Most spine surgeons advise spinal fusion as a last resort when other treatment options have failed to benefit the patient.
It is not recommended till the patient has received at least 6-12 months of non-surgical treatments. When the conventional treatments fail, then a spinal fusion is considered. Spinal fusion is considered a beneficial procedure for patients suffering from
- Lumbar degenerative disc disease
- Lumbar spondylolisthesis
- Spinal fractures
- Weak or unstable spine
Overall, you will be a suitable candidate for spinal fusion, if you fulfill the following criteria:
- You haven’t found any relief from your pain even after going for non-surgical treatments.
- You have been experiencing persistent pain for a long time
- Your disease is affecting only two vertebrae or discs
How does a Doctor Determine if I am a Good Candidate for Spinal Fusion?
Usually, a doctor will try to find out the root cause of your pain with the help of different diagnostic tests. For instance, MRI tests have improved the accuracy of surgeons in detecting various spine disorders. However, the changes observed on MRI scans can even be due to normal aging and not because of the painful and pathological discs. Thus, it can become difficult for the surgeon to differentiate between a painful disc and an aging disc.
If you feel unsatisfied with the diagnosis or the recommendation of a spinal fusion, it is best to opt for a second opinion with another surgeon. This is important because not all issues with the spine require surgery.
A spine surgeon can also order a CT discogram to determine if the disc is painful.
Before advising spinal fusion to you, the spine surgeon:
Has to be confident about the source of your pain. This will ensure that he or she is fusing the correct vertebrae because fusing incorrect vertebrae that are not causing pain will not have a significant effect on relieving the patient’s symptoms. Thus, not leading to a positive outcome.
Has to rule out that any of the following conditions are not causing back pain as these have similar symptoms as degenerative disc disease:
- Facet osteoarthritis
- Piriformis syndrome
- Sacroiliac joint dysfunction
- Muscle strain
If back pain and other symptoms have not improved with conventional treatments and the patient doesn’t have any of the above conditions, then a spinal fusion can be recommended.
Has to see how many vertebrae need to be fused. Generally, the surgery works best when two vertebrae have to be fused to improve movement.

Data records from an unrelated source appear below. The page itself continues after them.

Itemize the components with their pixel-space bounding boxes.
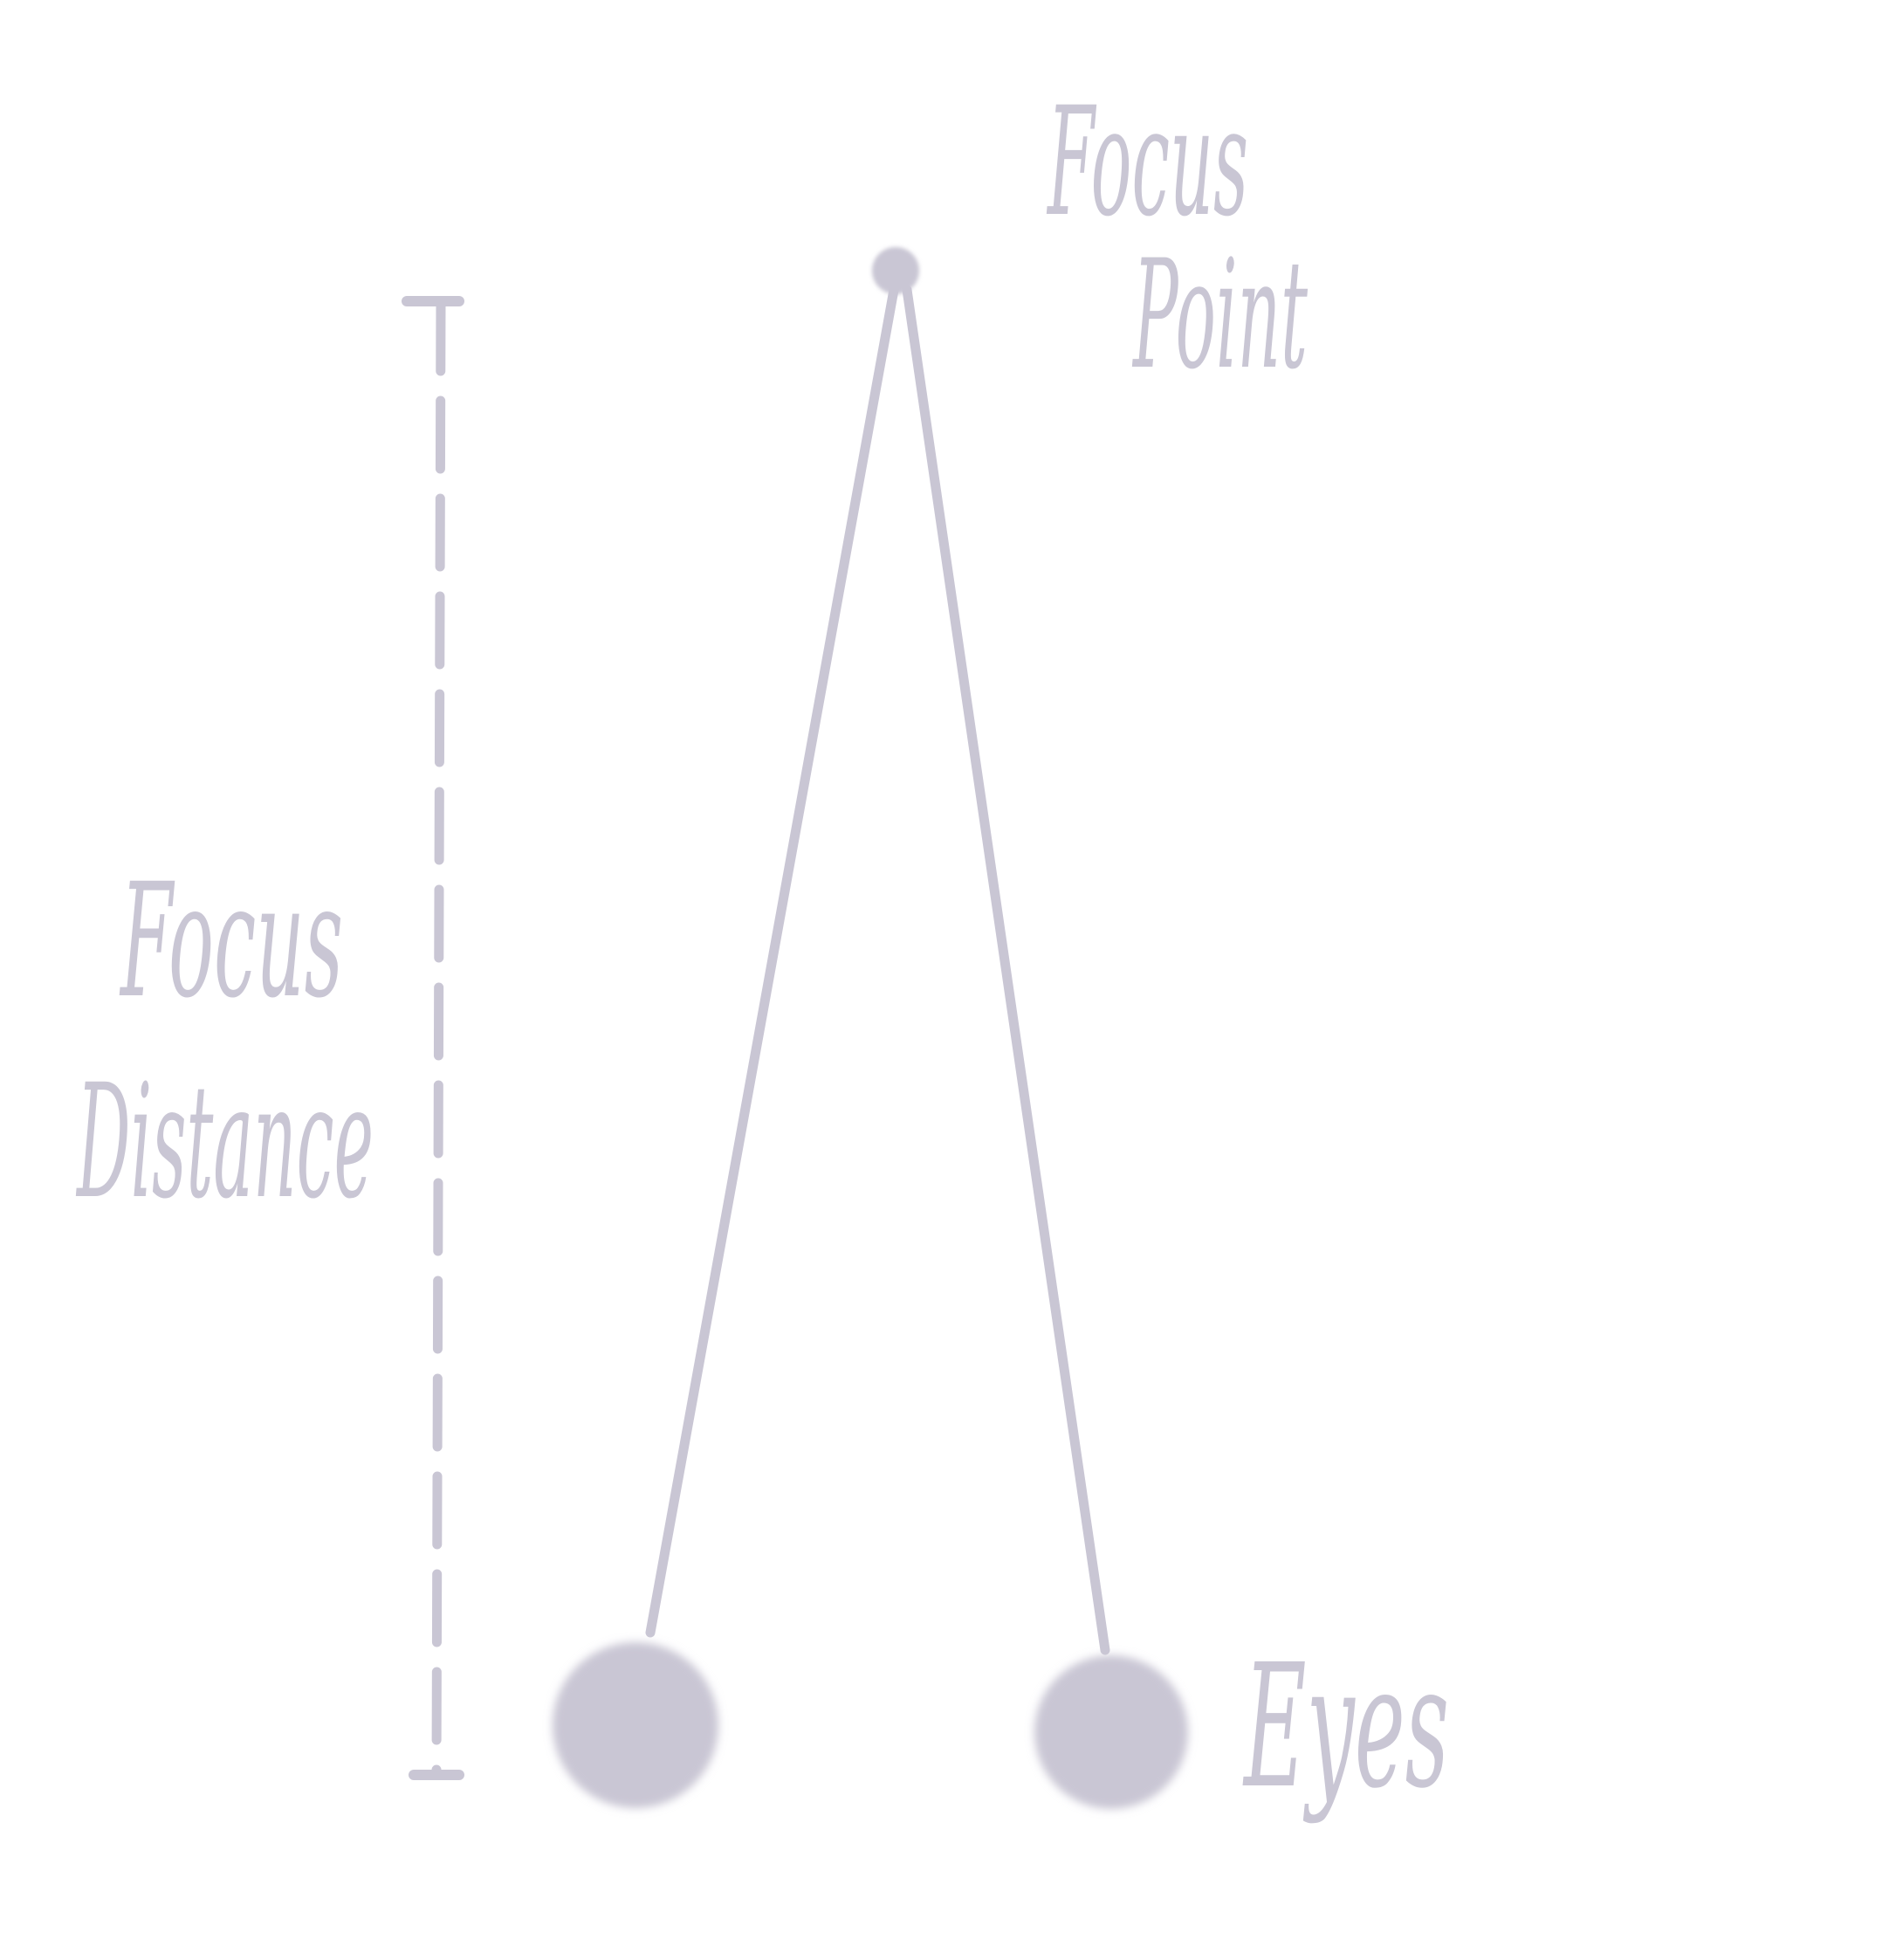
eyes-label: Eyes (1242, 1627, 1449, 1826)
dashed-distance-line (431, 298, 446, 1778)
focus-point-dot (872, 247, 919, 294)
left-sight-line (645, 285, 899, 1638)
right-sight-line (902, 285, 1110, 1655)
focus-distance-measure (402, 296, 464, 1780)
diagram-ink: Focus Point Focus Distance Eyes (76, 74, 1449, 1826)
right-eye (1034, 1655, 1188, 1809)
focus-point-label-line1: Focus (1047, 74, 1248, 250)
focus-distance-label-line1: Focus (120, 850, 343, 1033)
left-eye (553, 1642, 718, 1808)
focus-distance-label-line2: Distance (76, 1051, 374, 1234)
focus-point-label-line2: Point (1132, 227, 1309, 402)
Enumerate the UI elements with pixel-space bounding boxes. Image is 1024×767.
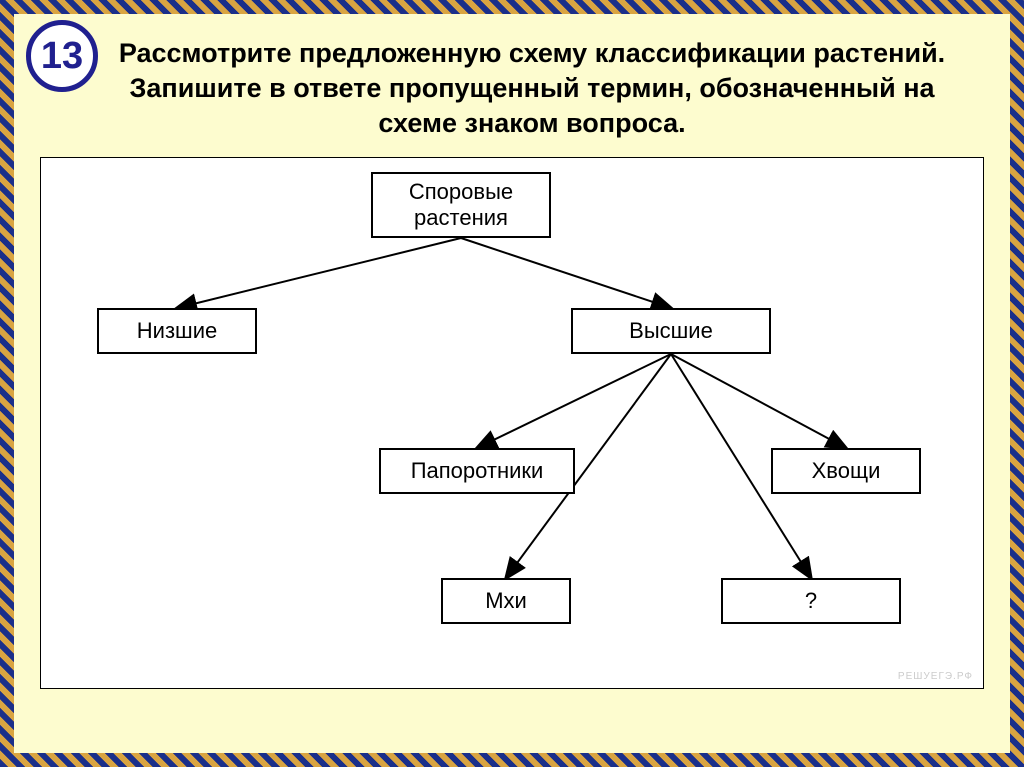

This is a “one-level fusion” and doesn’t limit your motion. If the surgery is done on more than two levels, you will observe a notable effect on your movement. Due to restrictive motion, it is possible that you feel more pain. Thus, spinal fusions at more than three levels are performed only for patients who have extensive problems in their spine such as severe scoliosis.
Who is not a Good Candidate for a Spinal Fusion?
You may not be a good candidate for spinal fusion under the following scenarios:
- Your disease affects multiple vertebrae or discs. In such a case, getting a spinal fusion can lead to a significant loss in spine flexibility.
- You have been experiencing symptoms like neck pain or back pain for less than 6 months.
- You have severe infection or illness.
- The outcome of your spinal fusion surgery can be affected by certain factors like smoking, osteoporosis, steroid use, and malnutrition. It is not always necessary that these habits will eliminate you from getting a spinal fusion but they can have an impact on the results.
Avail Spinal Fusion Surgery Across the World
Ultimately, your doctor will analyze various factors before recommending you for a spinal fusion. However, it is important that you are well aware of the pros and cons of spinal fusion before deciding to go through with it. Additionally, you should also be well aware of the alternative treatment options. Being informed about your options can help you to make an educated decision about your pain.